Imagine an event taking place right where you live, where pandemonium replaces order, where people are being massacred all around, where there is such a rush to flee that parents are faced with "Shophies' Choice" over which child to rescue and which one to leave to fate.
Okay, that's pretty grim and hard to imagine, I know. But, it does happen and not just in books or movies. Names and phrases are all we need to remember it: the Killing Fields, the Lost Boys of the Sudan, the Shoah in Europe, the massacre of Rwanda - and those are just 20th century terms. It seems that in every age, among a variety of peoples, there have been occasions when the horror was simply too much to comprehend, even many years after in retrospect.
My question is: How can one speak of such unspeakable tragedies?

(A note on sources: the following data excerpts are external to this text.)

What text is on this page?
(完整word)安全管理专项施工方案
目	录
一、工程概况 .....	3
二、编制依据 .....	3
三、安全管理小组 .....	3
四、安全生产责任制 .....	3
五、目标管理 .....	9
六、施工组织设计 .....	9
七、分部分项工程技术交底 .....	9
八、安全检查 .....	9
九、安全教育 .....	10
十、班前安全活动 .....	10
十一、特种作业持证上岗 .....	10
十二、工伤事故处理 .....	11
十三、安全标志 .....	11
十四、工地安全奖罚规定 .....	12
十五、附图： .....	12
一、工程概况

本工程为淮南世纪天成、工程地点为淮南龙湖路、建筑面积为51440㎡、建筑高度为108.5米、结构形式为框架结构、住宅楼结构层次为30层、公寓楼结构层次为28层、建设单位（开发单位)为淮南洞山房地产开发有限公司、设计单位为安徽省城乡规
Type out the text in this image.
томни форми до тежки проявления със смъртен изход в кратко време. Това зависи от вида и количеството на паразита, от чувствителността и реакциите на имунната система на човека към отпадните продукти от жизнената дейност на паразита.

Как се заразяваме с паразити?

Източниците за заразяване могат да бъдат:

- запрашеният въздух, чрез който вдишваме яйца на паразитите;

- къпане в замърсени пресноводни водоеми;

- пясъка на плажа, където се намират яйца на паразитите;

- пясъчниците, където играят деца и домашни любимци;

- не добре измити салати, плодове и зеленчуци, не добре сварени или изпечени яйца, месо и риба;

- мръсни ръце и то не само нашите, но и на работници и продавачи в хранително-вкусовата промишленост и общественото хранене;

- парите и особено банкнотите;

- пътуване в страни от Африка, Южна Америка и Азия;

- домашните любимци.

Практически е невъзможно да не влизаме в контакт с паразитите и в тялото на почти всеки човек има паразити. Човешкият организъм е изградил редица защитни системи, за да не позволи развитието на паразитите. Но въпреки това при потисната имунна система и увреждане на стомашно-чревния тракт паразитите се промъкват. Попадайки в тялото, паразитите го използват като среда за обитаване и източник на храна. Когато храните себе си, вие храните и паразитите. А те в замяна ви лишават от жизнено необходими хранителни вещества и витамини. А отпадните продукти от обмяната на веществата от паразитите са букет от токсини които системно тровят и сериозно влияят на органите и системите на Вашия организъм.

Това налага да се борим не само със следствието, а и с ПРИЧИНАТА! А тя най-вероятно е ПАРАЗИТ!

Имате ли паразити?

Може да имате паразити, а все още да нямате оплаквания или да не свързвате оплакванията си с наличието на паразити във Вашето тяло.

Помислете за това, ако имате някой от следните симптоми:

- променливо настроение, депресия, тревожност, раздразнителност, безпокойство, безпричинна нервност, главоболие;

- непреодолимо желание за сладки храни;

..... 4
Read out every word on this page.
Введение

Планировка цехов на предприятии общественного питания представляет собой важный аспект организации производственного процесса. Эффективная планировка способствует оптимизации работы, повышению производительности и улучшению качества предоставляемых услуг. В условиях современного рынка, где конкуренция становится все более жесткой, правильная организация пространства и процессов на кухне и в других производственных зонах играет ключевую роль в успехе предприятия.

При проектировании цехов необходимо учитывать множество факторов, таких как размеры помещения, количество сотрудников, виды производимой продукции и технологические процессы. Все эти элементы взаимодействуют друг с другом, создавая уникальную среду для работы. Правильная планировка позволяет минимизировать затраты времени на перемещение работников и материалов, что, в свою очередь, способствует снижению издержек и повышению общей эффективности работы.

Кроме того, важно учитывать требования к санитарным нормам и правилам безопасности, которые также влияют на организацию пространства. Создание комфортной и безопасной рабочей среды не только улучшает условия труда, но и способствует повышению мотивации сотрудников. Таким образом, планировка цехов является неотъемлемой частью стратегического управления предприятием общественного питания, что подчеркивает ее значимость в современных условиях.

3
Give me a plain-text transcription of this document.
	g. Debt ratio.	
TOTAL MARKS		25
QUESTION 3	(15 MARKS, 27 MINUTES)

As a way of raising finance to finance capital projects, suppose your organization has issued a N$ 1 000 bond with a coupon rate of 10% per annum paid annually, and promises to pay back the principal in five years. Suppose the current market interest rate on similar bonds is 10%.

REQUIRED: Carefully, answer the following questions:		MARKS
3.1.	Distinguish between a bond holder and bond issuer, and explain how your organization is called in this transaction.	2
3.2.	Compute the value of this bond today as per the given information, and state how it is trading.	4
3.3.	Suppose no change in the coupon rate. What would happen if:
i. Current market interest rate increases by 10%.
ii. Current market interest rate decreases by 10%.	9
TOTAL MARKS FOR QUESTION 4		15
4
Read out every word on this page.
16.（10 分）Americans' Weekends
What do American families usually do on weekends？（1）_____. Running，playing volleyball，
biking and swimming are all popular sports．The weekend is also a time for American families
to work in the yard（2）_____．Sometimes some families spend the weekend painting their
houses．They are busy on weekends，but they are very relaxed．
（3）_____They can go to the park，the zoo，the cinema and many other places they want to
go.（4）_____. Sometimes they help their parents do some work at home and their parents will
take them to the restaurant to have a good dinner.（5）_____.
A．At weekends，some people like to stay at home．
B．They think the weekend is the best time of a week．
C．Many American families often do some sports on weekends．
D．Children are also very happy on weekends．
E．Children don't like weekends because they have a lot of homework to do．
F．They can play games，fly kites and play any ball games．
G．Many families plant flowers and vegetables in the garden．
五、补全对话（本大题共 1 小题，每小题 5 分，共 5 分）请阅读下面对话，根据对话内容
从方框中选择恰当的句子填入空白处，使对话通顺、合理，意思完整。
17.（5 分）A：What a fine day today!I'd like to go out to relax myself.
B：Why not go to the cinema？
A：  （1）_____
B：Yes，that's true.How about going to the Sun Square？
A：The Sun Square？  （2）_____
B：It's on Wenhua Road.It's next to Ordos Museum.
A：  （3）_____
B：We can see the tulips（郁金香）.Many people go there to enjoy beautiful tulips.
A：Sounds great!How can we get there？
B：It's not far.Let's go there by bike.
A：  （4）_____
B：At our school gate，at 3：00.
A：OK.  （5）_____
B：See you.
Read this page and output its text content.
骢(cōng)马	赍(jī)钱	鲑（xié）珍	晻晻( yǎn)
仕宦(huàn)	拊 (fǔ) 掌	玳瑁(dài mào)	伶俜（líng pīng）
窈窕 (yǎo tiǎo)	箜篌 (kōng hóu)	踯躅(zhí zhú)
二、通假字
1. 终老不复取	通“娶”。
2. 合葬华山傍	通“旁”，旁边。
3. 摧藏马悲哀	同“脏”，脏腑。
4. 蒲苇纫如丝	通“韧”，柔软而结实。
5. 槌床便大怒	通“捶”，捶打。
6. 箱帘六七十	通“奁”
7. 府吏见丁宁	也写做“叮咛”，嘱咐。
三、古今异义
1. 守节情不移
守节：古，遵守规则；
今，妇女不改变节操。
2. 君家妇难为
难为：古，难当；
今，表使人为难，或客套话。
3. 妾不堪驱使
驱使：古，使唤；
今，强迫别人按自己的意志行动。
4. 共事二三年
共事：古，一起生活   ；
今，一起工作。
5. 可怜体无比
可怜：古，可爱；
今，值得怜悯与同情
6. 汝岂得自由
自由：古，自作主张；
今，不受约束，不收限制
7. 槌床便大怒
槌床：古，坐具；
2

The problem of language in the face of tragedy was a challenge for many biblical writers. For example, if you are living in Jerusalem just after 70AD, how do you describe the horror of seeing your temple destroyed by the Roman military? Do you say, "Approximately 93 per cent of the stones have been damaged beyond repair?" Or, do you say, "Oh, the humanity!"? The second choice is the least literal,but probably truer to the experience than the first. That's the challenge of finding a fitting language for an unspeakable tragedy.
The Lament Psalms in the psalter seem to show one way of giving words to tragedy. I would argue that apocalyptic language is another. The point is certainly not to give a play-by-play description of predetermined future events. That's the fundamental problem with so much of what passes for "interpretations" of apocalyptic texts in the Bible. The point is, we should encounter those texts as poetry, more than literal speech.
And ... More importantly, we should imitate those texts. Enough of this ridiculous enterprise of taking poetry literally. Instead, we should learn to speak poetry. Then we would be in a better position t hear the real cries if despair and hope in texts about "the Great Tribulation." Then we would be able to give better and truer language to the tragedies of our own day.
Whaddya say? Shall we give it a go over the next few weeks?